Once, in P.E. class, I watched Jonah running laps. He was falling behind, the other boys were far ahead of him, but he kept
on, one hand grasping his chest then blurring down. He ran past me, breathing hard, but he blew me a kiss from the center
of the palm of his hand. When I sat in front of him in French class, sometimes he whispered small requests, an eraser, an
extra pen, and I passed them back without looking. But how I loved to look at him. He had dark hair and his eyes were round
and dark and lovely. He had a soft body, not pounded immovable by sports, just regular and wide and comfortable.

Paula smirked when I told her this. She said, “That isn’t any reason to love someone.”

“It is for me.”

She bent her head down. Now that Jonah had entered my life, she no longer approved of him. “Don’t say I didn’t warn you. You
don’t know what you’re getting into.”

“Then tell me.”

She looked at me, her face blank, then turned and left. I didn’t follow.

Later on, when Jonah and I slept together in his bedroom, I imagined looking down on us from the ceiling, I pictured how dark
and naked our bodies must be, how small the two of us were. Right then I wanted to tell Paula that there are some things you
have to go through on your own. Some relationships withstand life, some are there for a moment, a stepping stone, and then
you push away from them.

But I never did because Paula said, “Don’t talk to me about Jonah. I don’t want to know.”
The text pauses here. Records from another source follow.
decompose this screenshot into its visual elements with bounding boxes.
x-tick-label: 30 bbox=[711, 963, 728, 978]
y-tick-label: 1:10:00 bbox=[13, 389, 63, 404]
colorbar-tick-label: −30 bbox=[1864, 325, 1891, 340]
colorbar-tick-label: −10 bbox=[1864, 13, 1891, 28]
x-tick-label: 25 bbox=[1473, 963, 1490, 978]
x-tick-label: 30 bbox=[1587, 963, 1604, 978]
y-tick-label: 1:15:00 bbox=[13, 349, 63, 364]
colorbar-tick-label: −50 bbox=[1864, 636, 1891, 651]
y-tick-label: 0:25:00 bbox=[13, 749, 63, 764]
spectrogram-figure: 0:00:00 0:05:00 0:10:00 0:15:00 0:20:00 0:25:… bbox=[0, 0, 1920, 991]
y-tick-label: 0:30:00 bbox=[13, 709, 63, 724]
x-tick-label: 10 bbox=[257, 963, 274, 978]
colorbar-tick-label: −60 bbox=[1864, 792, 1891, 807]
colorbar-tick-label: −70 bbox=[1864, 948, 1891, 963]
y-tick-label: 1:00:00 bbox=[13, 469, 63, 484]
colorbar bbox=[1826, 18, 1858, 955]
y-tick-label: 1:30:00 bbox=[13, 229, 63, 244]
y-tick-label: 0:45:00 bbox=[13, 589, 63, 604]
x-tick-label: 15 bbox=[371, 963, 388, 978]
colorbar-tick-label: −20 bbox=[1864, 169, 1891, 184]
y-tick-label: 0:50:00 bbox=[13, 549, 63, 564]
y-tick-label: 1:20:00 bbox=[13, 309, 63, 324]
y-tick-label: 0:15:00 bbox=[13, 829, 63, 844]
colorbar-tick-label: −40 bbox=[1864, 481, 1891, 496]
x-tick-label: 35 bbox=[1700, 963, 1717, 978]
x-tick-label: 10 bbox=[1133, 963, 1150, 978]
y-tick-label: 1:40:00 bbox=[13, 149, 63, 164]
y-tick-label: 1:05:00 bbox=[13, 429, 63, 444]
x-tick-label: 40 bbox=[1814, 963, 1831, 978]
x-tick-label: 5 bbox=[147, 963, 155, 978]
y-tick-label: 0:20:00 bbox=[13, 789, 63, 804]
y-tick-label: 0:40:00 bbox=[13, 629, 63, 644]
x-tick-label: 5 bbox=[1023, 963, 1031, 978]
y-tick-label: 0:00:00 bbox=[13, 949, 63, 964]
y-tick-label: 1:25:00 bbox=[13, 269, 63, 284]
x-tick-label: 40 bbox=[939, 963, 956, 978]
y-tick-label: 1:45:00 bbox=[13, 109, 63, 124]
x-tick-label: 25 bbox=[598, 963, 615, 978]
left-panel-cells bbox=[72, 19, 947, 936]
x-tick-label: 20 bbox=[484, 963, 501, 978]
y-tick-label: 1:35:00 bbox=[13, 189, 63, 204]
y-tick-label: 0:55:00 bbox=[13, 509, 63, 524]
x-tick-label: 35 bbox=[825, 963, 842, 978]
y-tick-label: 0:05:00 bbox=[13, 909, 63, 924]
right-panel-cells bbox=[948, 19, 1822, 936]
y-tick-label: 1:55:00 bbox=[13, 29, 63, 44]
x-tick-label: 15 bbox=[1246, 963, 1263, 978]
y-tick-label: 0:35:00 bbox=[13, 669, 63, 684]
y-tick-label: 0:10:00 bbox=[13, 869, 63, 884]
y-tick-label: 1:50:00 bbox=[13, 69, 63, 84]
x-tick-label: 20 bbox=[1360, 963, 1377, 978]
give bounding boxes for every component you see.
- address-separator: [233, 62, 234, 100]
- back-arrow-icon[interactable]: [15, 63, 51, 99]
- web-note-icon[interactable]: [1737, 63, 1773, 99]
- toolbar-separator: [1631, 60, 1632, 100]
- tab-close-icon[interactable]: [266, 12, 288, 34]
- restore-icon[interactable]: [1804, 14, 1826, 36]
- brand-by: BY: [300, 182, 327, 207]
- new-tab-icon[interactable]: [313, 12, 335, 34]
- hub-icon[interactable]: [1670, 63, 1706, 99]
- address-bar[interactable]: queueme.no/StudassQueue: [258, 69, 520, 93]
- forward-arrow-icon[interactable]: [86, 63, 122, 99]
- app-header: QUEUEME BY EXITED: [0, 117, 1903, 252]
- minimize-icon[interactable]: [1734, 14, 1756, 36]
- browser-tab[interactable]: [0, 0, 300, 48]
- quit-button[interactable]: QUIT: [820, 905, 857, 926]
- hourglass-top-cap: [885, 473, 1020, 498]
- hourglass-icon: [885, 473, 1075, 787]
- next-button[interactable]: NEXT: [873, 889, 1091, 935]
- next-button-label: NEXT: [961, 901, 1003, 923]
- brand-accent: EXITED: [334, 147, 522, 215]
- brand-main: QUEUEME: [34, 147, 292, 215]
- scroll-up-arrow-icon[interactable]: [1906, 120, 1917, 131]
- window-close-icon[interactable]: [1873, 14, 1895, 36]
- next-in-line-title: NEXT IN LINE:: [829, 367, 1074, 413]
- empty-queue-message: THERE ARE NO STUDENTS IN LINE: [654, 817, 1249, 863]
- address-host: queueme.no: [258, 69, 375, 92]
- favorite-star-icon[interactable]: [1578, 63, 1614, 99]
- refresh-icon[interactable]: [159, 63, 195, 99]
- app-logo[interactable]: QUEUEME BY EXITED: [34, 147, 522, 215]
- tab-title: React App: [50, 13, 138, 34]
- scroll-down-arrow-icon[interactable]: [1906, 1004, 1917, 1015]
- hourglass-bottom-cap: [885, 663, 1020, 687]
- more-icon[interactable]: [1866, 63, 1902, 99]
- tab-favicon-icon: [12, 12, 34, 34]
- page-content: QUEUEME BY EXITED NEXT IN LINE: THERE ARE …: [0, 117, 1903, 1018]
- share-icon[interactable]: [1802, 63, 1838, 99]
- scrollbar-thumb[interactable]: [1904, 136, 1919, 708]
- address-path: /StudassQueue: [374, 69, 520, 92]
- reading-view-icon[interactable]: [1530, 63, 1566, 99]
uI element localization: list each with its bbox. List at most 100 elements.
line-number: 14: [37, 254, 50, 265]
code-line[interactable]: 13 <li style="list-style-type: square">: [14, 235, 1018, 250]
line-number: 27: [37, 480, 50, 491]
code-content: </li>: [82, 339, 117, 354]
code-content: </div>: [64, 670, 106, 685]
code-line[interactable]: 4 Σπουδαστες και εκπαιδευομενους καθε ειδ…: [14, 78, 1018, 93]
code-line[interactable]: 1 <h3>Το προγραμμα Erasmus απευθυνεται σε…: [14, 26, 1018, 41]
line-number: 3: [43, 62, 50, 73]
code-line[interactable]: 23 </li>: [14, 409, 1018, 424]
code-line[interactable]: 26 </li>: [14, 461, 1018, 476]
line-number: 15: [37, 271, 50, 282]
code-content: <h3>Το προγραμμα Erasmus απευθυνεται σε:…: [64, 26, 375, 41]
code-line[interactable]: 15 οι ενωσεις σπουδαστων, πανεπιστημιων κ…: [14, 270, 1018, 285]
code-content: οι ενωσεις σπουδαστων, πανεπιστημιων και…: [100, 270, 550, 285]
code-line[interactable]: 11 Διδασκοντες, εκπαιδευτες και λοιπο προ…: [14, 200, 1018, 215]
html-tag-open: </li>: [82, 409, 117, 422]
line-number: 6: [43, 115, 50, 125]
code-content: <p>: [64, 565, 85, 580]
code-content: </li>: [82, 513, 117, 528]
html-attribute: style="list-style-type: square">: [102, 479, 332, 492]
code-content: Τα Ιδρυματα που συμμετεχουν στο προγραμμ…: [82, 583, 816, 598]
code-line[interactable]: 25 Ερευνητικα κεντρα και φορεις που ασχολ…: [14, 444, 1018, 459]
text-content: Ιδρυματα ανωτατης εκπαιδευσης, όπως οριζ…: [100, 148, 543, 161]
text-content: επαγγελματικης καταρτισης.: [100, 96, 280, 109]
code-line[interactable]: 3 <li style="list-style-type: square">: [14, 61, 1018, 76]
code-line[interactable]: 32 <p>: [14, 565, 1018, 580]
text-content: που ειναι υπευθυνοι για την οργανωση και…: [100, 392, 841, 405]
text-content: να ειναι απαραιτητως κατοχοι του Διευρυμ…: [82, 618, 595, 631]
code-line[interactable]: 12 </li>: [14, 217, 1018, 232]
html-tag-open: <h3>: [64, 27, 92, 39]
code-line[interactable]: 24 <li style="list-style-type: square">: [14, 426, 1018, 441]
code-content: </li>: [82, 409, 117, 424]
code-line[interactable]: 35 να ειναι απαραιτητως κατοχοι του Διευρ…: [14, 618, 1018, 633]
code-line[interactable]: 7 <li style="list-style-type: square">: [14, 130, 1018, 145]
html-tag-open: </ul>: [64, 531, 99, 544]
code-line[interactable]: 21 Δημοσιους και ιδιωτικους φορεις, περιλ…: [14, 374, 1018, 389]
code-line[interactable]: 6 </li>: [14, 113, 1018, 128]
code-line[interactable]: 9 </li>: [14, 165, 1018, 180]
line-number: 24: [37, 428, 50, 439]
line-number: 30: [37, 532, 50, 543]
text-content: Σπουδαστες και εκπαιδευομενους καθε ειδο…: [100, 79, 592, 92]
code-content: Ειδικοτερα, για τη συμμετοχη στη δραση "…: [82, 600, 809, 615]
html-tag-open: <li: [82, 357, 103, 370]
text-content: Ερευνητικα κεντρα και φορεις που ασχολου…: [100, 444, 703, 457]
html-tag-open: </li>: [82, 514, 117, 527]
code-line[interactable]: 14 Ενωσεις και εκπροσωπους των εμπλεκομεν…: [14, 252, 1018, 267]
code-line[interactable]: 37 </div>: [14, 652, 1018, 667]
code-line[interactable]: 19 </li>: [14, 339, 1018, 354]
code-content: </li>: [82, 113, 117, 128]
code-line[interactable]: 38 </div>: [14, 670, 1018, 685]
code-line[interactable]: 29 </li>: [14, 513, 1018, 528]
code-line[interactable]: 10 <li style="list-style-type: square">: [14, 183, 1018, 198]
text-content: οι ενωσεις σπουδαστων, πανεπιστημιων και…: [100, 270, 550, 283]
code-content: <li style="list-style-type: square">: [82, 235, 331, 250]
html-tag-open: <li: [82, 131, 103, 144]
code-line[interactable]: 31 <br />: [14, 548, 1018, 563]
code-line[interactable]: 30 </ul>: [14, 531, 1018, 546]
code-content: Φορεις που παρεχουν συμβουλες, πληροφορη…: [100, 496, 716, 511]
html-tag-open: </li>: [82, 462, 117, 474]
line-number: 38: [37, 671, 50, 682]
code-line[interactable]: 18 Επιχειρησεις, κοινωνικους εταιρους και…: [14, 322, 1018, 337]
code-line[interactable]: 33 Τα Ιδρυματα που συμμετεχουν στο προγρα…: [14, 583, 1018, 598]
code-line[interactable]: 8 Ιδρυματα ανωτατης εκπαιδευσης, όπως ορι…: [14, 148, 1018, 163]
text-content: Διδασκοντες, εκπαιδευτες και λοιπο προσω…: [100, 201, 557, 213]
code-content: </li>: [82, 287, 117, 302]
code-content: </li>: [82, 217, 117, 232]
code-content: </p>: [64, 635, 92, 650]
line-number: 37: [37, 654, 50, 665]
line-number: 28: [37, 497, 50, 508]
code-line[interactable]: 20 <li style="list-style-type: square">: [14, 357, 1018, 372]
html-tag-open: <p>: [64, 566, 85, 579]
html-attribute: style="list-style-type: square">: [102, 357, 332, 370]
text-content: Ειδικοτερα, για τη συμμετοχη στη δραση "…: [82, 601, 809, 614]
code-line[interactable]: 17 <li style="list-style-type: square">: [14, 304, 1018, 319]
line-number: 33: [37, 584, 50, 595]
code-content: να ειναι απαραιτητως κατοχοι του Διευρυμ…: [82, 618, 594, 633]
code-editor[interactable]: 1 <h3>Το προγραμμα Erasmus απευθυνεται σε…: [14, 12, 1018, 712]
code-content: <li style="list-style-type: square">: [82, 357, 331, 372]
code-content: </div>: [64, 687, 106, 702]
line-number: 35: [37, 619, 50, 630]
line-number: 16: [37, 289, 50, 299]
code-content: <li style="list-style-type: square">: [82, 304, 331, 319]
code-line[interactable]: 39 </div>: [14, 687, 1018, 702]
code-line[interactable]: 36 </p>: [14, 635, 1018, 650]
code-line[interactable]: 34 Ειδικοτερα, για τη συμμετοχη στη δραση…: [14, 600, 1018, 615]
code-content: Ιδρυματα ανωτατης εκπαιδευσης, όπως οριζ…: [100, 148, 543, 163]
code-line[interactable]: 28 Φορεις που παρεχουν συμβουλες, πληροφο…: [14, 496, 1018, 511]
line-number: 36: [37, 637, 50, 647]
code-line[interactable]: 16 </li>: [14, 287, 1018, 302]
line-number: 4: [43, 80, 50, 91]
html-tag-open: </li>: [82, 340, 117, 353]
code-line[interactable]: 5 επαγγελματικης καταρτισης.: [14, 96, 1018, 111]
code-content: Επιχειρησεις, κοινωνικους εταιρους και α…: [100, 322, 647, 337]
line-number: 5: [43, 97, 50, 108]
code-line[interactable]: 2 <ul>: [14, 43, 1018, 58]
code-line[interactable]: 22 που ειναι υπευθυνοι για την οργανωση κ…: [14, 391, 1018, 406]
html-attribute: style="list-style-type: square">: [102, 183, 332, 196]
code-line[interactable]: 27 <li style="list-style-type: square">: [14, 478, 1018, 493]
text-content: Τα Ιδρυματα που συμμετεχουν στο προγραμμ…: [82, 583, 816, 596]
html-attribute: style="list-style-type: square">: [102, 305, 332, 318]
“I won’t tell you anything then.”

“I thought you were going to move in here. I thought you were unhappy at home and you wanted to live with me.” She lay down
on her bed, yellow hair spreading in a circle. We had learned about Joan of Arc, and I imagined holding a match to Paula’s
hair; it was so dry it would catch in an instant, sprout into a ball of flame. “Don’t lie to me any more,” she said. “Just
say whether you will or not.”

“I have my own family, Paula.”

Some part of her seemed to give way. “But I need you here.”

“Why?” I said, exasperated.

She turned away. “Go home then. I don’t want to see you.”

I wanted to tell Paula what was happening, how one thing leads to another. How a boy like Jonah feels like a necessary thing.
He has a way about him, like a
curved handle, so easy to hold, so easy to see. He can smile and something flares up in you, catches on your heart, opens
you up to things you wanted but never asked for. He can change the way your mind forms words, shapes sentences, imagines their
capacity. He has a heart you think you can drink from. I’ve heard that it’s common, there are lots of boys, and girls too,
who are like this. Their faces have promise in them, but how can you be promised something you will never stop wanting?